Key Takeaways
- Tron founder Justin Sun labeled WLFI’s governance proposal as “one of the most absurd governance scams” in crypto
- More than 62 billion WLFI tokens would face lockup periods extending up to four years under the new terms
- Token holders who decline the proposal face indefinite lockups with no release mechanism
- Simon Dedic from Moonrock Capital accused the Trump family of executing a “rug pull” on early backers
- World Liberty Financial defends the measure as essential for long-term ecosystem alignment
World Liberty Financial, the cryptocurrency initiative backed by Donald Trump, is facing intense scrutiny following the release of a contentious governance proposal that would impose years-long lockup restrictions on early investor tokens — or freeze them permanently for those who decline.
The controversial proposal, published on WLFI’s official governance platform this Wednesday, would subject over 62 billion WLFI tokens to stringent new vesting schedules. Team members, strategic advisers, and protocol partners would experience a two-year complete lockup period, followed by an additional three-year gradual token release schedule. Early supporters receive marginally more favorable terms but would still endure multiple years of restricted token access.
Those who opt out of accepting these revised conditions would see their holdings locked permanently, with the proposal offering no defined mechanism for future token retrieval.
The plan additionally includes provisions for burning as many as 4.5 billion tokens, while participants who accept the terms would face a 10% token burn penalty upon enrollment.
Justin Sun, the entrepreneur behind Tron and among WLFI’s most substantial investors, unleashed scathing criticism of the proposal. In a social media statement on X, Sun characterized the initiative as “one of the most absurd governance scams I have ever seen.”
This Is World Tyranny, Not World Liberty Financial — Here's Why
This proposal has been packaged as a "governance alignment signal" and a "long-term commitment," but strip away the packaging and what you have is one of the most absurd governance scams I have ever seen. Let me… https://t.co/sJhFMnLWsJ
— H.E. Justin Sun 👨🚀 🌞 (@justinsuntron) April 15, 2026
Sun maintains he controls approximately 4% of World Liberty’s total supply, though his holdings are presently immobilized. According to Sun, this freezing mechanism has effectively barred him from participating in the governance vote.
He further questioned the actual distribution of control within the protocol. Sun highlighted that unidentified wallet addresses — including a multi-signature wallet capable of vetoing community votes and another account with user blacklisting capabilities — wield disproportionate influence over protocol decisions.
“This proposal is not governance,” Sun declared in his statement. “It is an exercise of power by the selected few.”
Mounting Opposition From Major Investors
Sun’s objections found support among other prominent cryptocurrency figures. Simon Dedic, who founded Moonrock Capital, alleged that early investors suffered what amounts to a “rug pull” orchestrated by the Trump family.

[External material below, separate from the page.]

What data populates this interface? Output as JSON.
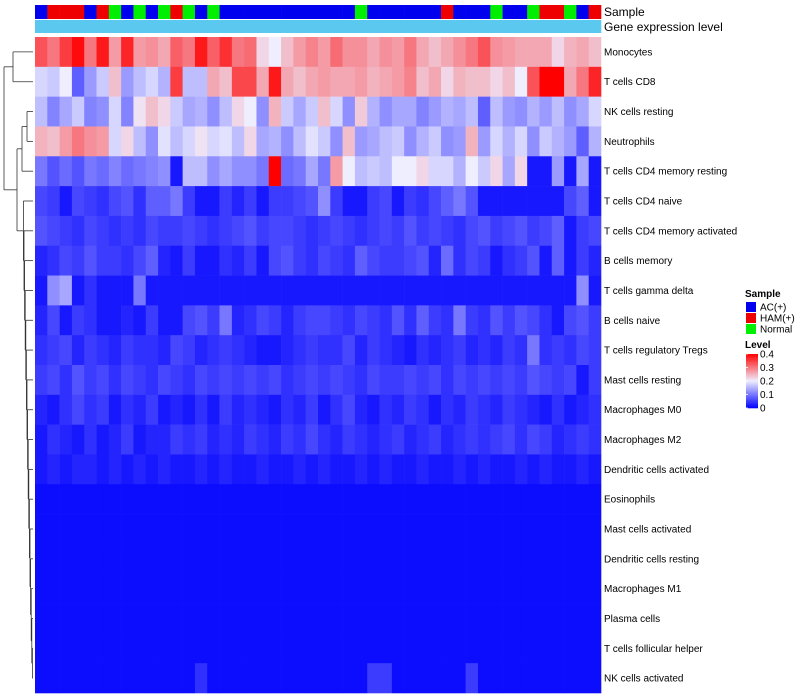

In his X platform commentary, Dedic suggested the maneuver represents “another shot at squeezing the same lemon,” with timing that conveniently aligns with the duration remaining in Donald Trump’s presidency.
Dedic further condemned what he described as “blatant misconduct” conducted with minimal attempts at concealment.
Long-Standing Tensions Between Sun and WLFI
The conflict between Justin Sun and WLFI traces its origins to September of last year, when the project blacklisted a blockchain address associated with Sun containing approximately $107 million worth of governance tokens.
This antagonistic turn represented a dramatic shift from the relationship’s earlier phase in late 2024, when Sun committed $30 million to WLFI and assumed an advisory position within the organization.
Relations deteriorated further when WLFI deposited 5 billion of its native tokens into Dolomite, a lending protocol whose co-founder serves as one of WLFI’s advisers, subsequently borrowing roughly $75 million in stablecoins against that collateral. The token’s value plummeted 12% to an unprecedented low within 24 hours of this transaction.
Sun publicly condemned the project for using community members as “personal ATMs.” WLFI countered these allegations with warnings of potential legal proceedings.
A World Liberty Financial representative informed CoinDesk that the proposal “aims to optimally ensure long-term participation in our ecosystem and help ensure healthy market supply.”
The voting period for this contentious proposal is scheduled to commence imminently and will remain open for seven days. WLFI tokens currently trade near 8 cents, representing a decline exceeding 40% year-to-date and a precipitous drop of over 75% from the token’s record high of 33 cents.